With anchor tenants such as Bed Bath & Beyond, Best Buy, David’s Bridal, Home Depot, and Marshalls, 280 Metro Center is a high-traffic location with over 1,440 parking spaces. A third-party assessment determined that the original HID fixtures did not provide sufficient coverage or produce the right appearance in the evening.
Though both metal halides and LEDs were modeled for the retrofit, LEDs were able to provide better distribution along the aisles.
“When you have large pole spacing, you can have pronounced spots with concentrated light and then dark areas. Because LEDs are a directional light source, they throw light evenly both under and around a pole,” explains Will Teichman, Kimco’s director of sustainability.
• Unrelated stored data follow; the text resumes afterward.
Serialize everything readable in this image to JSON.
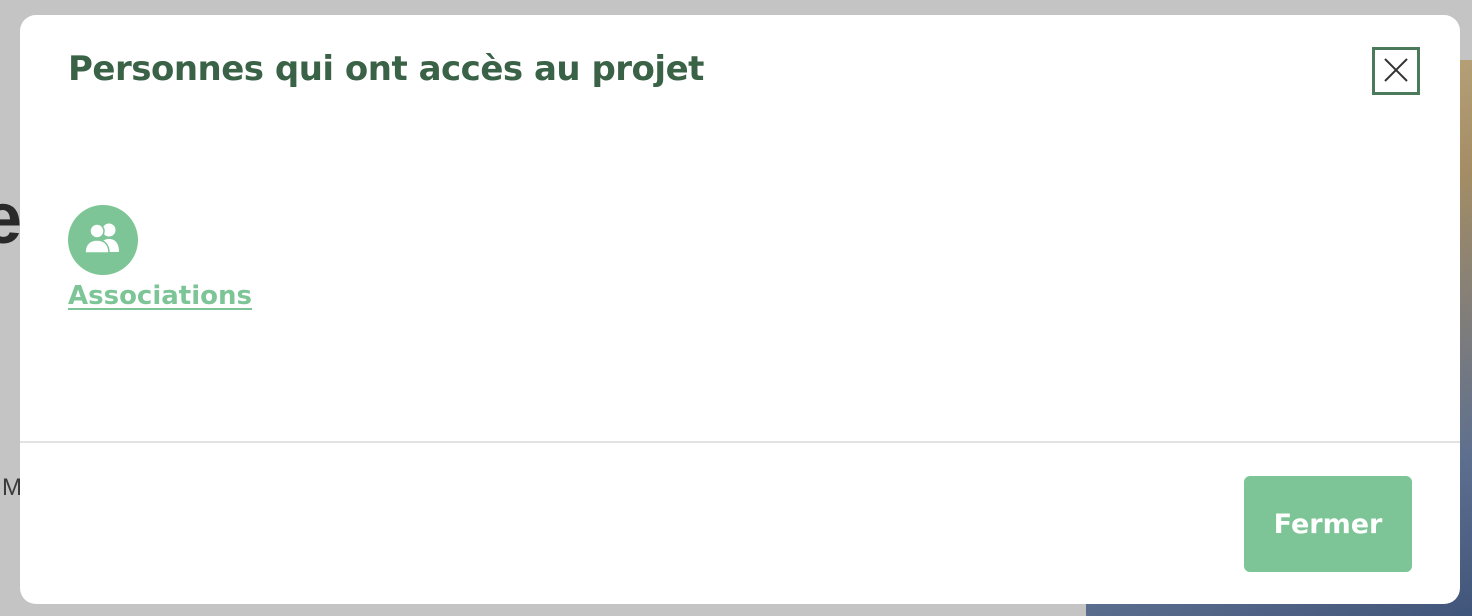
{
  "background": {
    "heading_fragment": "ei",
    "text_fragment": "M"
  },
  "modal": {
    "title": "Personnes qui ont accès au projet",
    "close_icon": "close-icon",
    "groups": [
      {
        "label": "Associations",
        "icon": "users-icon"
      }
    ],
    "footer": {
      "close_label": "Fermer"
    }
  },
  "colors": {
    "title": "#3a6247",
    "accent": "#7dc597",
    "close_border": "#4a7a5a"
  }
}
The LEDs also include dimming capabilities. The previous HIDs used a control system that could only turn off fixtures completely rather than scale them back. Now the lamps burn at full brightness from dusk to approximately 11 p.m. and then uniformly reduce by roughly 50% after hours, Teichman says.
Another advantage of the new LEDs is motion sensors. When vehicles drive onto the property after hours, the sensors trigger the lights to go back to 100% for a period of time, Teichman notes. This acts as a deterrent as it gives the impression that the site is being watched, as well as increasing security should an employee need to be on the premises when it’s dark.
Lastly, Kimco was able to add more lighting throughout the parking grid. The property’s electrical infrastructure was already at the top end of its wattage capacity with the HID fixtures. Because the LED area lights draw less power, more coverage could be secured without stressing the circuits, Teichman says.
The lighting retrofit reduced common area energy consumption by 32%, saving approximately 60,000 kWh or $10,000 a year, adds Teichman. The project’s second phase will address building and canopy lighting later in 2015. These fixtures use less energy than pole lights, but there are more of them. Improved parking lights should enable the property to scale back the number of decorative lamps.
“We broke up this project to help manage the investment costs for our tenants,” Teichman explains. “We want to be good stewards of expense management and avoid overwhelming tenants with large capital expenditures in a single year.”